I woke on Saturday to hear two oddly juxtaposed items on the radio. The first was a discussion on Farming Today about the problem of the male offspring of dairy cows. As I understand it, the dilemma is that they’re not much good for beef and so the practice has been to kill them at birth. The spokesman for Compassion in World Farming was predictably opposed to this, and I got the impression that his view was winning traction more generally. The second was a headline item on the news immediately following it. This was about the exit polls from the Irish referendum on abolishing the Constitution’s Eighth amendment, which banned all abortions except when the mother’s safety was in danger. For this there was general approbation, implying that at last the Republic of Ireland had caught up with the modern world. Later in the day when the official result of a two-thirds yes vote was confirmed, the news included prolonged and loud celebration of the victory.
What struck me was the very peculiar dissonance of our concern for the new-born uneconomic calves and apparent disregard for unborn babies. I understand that medically provided abortion is far safer than any alternatives, and I understand that women who become pregnant against their wills have a case to be allowed to choose to continue with their pregnancy or not. I also understand those who argue for the rights of the unborn child to be taken into account. The NHS website’s description week 10 of pregnancy reads:
“The ears are starting to develop on the sides of your baby's head, and the ear canals are forming inside the head.
If you could look at your baby's face, you would be able to see an upper lip and two tiny nostrils in the nose. The jawbones are developing and already contain all the future milk teeth.
|Picture from NHS website|
The baby is making small, jerky movements that can be seen on an ultrasound scan.” In other words from very early on we describe a foetus as a baby.
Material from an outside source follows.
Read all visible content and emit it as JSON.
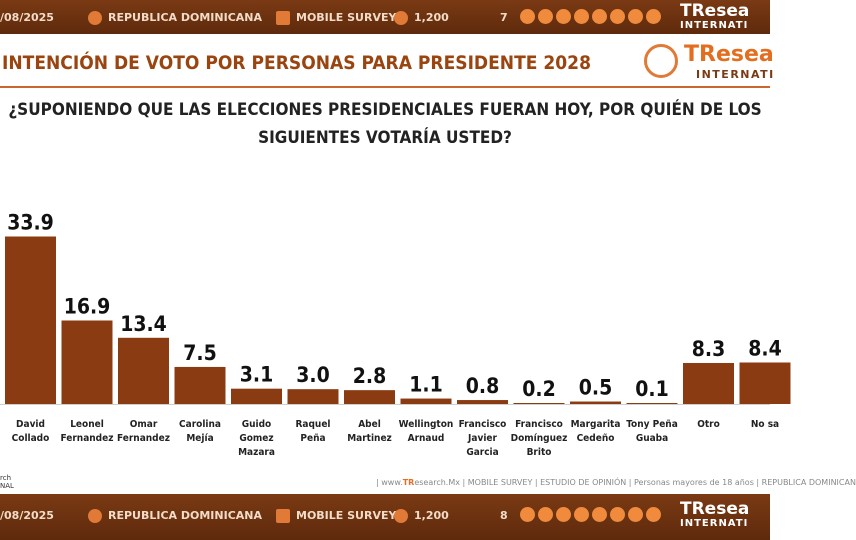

I suppose the question is, Is it really, as I recently heard, a matter of the rights of a woman against the rights of an egg? When does a baby begin to have rights? And are his or her rights ever equal to those of the mother – or even of a new-born calf?
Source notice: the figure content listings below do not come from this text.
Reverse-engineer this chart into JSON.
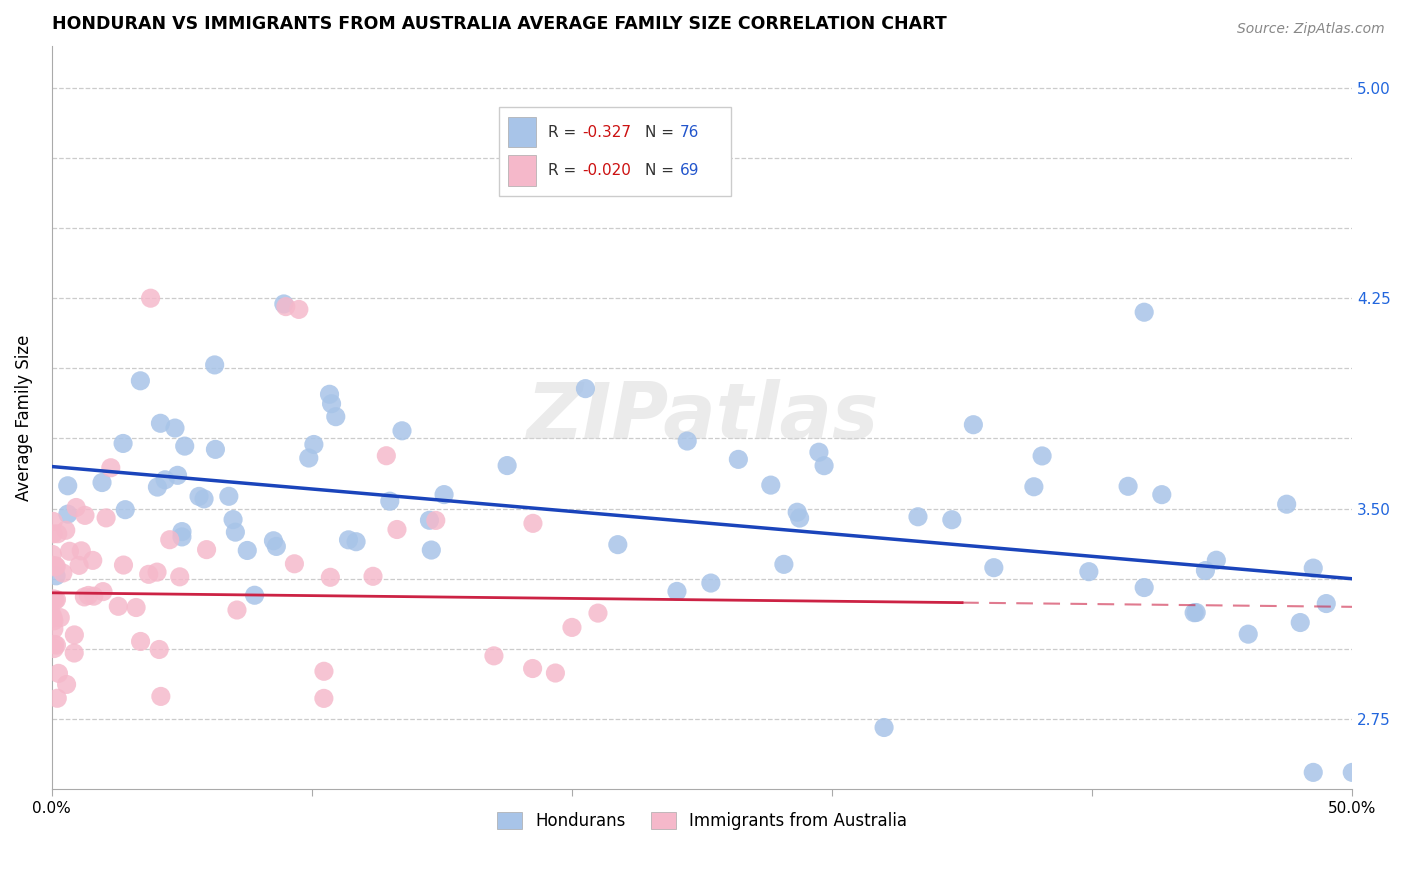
{
  "title": "HONDURAN VS IMMIGRANTS FROM AUSTRALIA AVERAGE FAMILY SIZE CORRELATION CHART",
  "source": "Source: ZipAtlas.com",
  "ylabel": "Average Family Size",
  "xlim": [
    0.0,
    0.5
  ],
  "ylim": [
    2.5,
    5.15
  ],
  "yticks": [
    2.75,
    3.0,
    3.25,
    3.5,
    3.75,
    4.0,
    4.25,
    4.5,
    4.75,
    5.0
  ],
  "xticks": [
    0.0,
    0.1,
    0.2,
    0.3,
    0.4,
    0.5
  ],
  "xtick_labels": [
    "0.0%",
    "",
    "",
    "",
    "",
    "50.0%"
  ],
  "blue_color": "#a8c4e8",
  "pink_color": "#f5b8ca",
  "blue_line_color": "#1a44bb",
  "pink_line_color": "#cc2244",
  "label_blue": "Hondurans",
  "label_pink": "Immigrants from Australia",
  "title_fontsize": 12.5,
  "axis_label_fontsize": 12,
  "tick_fontsize": 11,
  "watermark": "ZIPatlas",
  "blue_R": -0.327,
  "blue_N": 76,
  "pink_R": -0.02,
  "pink_N": 69,
  "blue_intercept": 3.65,
  "blue_slope": -0.8,
  "pink_intercept": 3.2,
  "pink_slope": -0.1,
  "right_ytick_labels": [
    "2.75",
    "",
    "",
    "3.50",
    "",
    "",
    "4.25",
    "",
    "",
    "5.00"
  ]
}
And I ask myself, should the unconfined celebrations of women’s choice not have been tempered with sorrow for inevitable death of the babies whose lives will be terminated?
In this country we have seen the increasing use of abortion to kill unborn children with Down’s Syndrome and disabling conditions. We have also seen it spreading to become “on demand” and as a desperate form of contraception. I hope that Ireland never passes legislation that allows abortion to be as misused as it has become here. And personally I trust that the North doesn't get railroaded into a rush to become like the rest of the UK.